Somente a conjugação efetiva de esforços e a integração de medidas dedicadas à valorização do livro-texto em sua contribuição para a construção do país que desejamos entre as instituições de ensino, sobretudo as públicas, e as entidades profissionais poderão mudar os destinos da formação das próximas gerações em nosso país.
Tomara que ainda haja tempo… e o firme propósito de fazê-lo!
Antonio Nunes Barbosa Filho é membro do Movimento Docentes Pela Liberdade (DPL), possui graduação em Engenharia Mecânica pela Universidade Federal da Paraíba (1991), mestrado em Engenharia de Produção pela Universidade Federal da Paraíba (1994) e doutorado em Engenharia de Produção pela Universidade Federal de Pernambuco – UFPE (2005), bacharelado em Direito (2009) – área de concentração: Direito do Trabalho.
Ele é professor da Universidade Federal de Pernambuco, desde 1993. Tem experiência na área de Engenharia de Produção, com ênfase em Ergonomia Aplicada, atuando principalmente nos seguintes temas: pessoas com deficiência, condições de trabalho, projeto de produto, segurança do trabalho e acessibilidade.

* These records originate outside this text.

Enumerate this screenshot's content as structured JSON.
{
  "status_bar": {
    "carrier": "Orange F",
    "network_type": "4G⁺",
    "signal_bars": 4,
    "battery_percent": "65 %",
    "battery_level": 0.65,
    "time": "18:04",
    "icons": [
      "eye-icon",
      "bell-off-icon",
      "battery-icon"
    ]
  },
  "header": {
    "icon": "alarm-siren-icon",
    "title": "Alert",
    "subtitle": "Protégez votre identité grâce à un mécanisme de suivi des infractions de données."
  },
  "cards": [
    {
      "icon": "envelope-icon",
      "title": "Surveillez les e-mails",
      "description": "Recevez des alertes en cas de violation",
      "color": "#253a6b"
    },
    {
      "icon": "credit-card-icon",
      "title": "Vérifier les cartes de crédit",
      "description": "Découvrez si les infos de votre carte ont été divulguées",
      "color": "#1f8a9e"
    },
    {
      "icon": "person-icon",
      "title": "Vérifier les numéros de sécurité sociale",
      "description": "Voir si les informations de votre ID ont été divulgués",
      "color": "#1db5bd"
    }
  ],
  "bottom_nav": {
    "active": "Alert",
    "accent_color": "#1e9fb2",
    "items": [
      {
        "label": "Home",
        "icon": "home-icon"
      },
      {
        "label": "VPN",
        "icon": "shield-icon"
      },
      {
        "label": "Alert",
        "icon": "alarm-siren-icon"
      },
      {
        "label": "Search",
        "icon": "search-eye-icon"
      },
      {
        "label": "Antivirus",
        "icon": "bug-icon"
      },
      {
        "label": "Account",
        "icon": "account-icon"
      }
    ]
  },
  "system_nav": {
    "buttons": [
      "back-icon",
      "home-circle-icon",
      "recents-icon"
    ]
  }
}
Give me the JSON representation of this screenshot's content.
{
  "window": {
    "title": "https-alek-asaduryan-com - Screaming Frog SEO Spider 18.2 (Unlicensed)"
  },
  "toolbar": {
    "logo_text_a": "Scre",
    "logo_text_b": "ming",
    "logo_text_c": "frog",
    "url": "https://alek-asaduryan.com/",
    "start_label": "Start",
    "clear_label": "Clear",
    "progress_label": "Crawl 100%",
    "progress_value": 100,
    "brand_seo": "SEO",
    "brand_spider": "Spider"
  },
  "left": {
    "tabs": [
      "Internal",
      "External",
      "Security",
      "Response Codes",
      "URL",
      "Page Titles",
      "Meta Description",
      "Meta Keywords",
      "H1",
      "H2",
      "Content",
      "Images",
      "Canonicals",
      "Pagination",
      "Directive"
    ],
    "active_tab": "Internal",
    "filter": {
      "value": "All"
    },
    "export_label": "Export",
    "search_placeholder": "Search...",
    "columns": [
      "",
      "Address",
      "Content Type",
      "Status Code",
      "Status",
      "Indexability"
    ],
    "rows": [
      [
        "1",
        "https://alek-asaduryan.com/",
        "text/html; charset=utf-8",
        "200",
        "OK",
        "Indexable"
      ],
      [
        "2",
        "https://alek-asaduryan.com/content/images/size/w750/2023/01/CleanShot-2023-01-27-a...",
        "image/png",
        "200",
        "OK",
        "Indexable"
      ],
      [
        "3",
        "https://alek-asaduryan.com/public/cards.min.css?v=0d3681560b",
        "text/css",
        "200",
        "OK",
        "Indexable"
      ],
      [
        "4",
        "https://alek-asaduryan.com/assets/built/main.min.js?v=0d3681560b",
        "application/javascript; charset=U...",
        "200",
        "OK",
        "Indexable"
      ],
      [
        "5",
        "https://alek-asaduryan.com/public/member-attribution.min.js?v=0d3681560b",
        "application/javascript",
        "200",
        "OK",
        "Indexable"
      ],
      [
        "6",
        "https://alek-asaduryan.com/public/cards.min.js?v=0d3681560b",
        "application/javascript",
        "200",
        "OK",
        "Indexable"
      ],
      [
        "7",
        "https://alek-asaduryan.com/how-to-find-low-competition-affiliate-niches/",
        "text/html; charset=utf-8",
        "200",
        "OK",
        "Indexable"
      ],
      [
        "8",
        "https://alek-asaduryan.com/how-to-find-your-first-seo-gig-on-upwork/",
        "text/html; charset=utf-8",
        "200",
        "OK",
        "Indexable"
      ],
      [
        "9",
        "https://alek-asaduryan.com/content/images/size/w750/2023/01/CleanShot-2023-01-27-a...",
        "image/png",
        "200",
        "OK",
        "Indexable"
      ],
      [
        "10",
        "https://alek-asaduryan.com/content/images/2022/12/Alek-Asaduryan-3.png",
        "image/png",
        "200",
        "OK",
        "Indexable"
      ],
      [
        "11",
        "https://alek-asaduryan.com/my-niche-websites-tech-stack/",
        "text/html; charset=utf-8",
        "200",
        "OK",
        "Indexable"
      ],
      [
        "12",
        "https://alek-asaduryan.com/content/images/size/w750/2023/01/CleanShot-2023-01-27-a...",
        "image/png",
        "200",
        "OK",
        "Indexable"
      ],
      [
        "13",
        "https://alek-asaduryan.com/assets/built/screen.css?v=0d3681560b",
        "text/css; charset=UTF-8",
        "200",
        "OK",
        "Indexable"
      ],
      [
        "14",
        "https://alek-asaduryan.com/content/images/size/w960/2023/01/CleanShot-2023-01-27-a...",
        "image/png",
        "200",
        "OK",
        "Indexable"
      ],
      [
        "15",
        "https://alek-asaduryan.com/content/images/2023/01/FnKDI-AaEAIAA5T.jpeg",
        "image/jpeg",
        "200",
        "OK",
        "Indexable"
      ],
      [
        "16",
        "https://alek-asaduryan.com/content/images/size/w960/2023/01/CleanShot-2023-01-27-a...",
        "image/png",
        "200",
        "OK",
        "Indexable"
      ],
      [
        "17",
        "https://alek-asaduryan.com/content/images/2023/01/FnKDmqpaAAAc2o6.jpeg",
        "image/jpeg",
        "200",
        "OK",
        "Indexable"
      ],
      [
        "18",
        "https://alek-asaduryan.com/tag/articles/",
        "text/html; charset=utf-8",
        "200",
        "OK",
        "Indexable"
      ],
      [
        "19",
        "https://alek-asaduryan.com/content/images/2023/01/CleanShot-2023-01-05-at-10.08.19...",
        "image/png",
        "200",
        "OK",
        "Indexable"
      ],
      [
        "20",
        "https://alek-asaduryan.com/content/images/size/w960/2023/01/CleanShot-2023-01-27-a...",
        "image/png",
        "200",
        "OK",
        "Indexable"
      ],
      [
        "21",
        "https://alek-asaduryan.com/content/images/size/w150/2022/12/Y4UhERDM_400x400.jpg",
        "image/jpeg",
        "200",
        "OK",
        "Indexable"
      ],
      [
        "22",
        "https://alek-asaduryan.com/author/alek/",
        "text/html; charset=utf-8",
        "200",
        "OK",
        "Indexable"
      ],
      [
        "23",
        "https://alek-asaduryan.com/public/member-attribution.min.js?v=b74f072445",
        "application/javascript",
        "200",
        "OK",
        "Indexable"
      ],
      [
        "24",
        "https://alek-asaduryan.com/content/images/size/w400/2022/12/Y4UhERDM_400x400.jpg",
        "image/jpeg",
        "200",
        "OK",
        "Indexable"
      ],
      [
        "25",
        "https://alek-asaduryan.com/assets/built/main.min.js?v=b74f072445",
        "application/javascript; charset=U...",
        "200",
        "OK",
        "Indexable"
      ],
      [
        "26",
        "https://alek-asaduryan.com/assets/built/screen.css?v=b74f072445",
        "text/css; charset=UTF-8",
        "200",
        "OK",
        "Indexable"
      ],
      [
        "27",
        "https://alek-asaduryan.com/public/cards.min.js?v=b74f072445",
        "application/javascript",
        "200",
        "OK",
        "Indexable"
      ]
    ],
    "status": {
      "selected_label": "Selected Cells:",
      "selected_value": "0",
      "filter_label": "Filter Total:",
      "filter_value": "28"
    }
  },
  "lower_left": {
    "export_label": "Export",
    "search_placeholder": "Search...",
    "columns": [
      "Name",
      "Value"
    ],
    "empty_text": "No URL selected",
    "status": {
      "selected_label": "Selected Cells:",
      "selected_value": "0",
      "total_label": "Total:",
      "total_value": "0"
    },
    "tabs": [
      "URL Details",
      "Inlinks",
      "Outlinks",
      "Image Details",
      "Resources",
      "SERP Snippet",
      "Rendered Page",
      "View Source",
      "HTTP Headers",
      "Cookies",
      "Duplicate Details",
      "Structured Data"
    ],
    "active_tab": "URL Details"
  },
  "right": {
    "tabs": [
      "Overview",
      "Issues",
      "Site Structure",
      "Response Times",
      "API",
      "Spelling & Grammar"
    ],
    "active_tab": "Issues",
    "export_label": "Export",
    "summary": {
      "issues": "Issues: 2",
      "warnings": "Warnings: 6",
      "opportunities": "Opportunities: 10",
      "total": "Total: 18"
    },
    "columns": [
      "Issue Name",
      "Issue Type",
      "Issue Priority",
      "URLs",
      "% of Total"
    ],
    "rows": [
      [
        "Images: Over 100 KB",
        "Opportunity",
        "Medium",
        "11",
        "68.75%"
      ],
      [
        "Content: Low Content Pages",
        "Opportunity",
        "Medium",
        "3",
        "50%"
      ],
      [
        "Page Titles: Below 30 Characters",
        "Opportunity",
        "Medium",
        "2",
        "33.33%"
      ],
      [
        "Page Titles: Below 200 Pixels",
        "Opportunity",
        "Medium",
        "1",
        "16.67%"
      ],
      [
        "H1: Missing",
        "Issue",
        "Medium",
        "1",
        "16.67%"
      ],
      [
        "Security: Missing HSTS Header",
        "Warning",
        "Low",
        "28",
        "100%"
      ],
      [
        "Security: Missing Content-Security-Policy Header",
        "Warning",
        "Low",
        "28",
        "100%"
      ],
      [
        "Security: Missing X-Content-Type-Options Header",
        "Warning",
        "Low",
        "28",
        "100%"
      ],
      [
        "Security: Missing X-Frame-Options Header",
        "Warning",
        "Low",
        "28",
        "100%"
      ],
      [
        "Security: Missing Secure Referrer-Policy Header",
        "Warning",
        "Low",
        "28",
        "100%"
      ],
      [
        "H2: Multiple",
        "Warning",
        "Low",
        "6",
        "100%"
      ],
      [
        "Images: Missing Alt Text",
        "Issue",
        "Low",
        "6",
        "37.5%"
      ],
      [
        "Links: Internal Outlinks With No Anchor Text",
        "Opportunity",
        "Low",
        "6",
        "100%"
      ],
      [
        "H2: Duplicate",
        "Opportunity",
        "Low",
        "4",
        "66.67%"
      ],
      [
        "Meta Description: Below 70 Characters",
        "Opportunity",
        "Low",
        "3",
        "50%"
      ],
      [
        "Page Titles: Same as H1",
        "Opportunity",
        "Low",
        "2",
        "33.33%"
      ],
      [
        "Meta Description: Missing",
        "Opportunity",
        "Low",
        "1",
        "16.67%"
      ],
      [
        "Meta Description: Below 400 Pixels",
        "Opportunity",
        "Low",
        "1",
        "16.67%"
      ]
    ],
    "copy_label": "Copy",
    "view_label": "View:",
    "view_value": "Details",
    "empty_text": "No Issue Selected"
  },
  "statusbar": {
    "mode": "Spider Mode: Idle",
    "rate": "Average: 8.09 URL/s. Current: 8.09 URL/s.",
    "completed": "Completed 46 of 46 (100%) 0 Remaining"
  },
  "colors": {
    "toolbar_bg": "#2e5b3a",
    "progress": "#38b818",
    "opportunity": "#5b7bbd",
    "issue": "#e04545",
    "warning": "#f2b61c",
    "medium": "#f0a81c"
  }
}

O professor Antonio Nunes foi Coordenador de Transferência de Tecnologia da UFPE e é autor de livros nas áreas de Segurança do Trabalho e Gestão Ambiental, Segurança do Trabalho na Construção Civil, Segurança do Trabalho na Agropecuária e na Agroindústria, Saúde e Segurança Ocupacional em Arqueologia e Projeto e desenvolvimento de Produtos, publicados por editora de caráter nacional.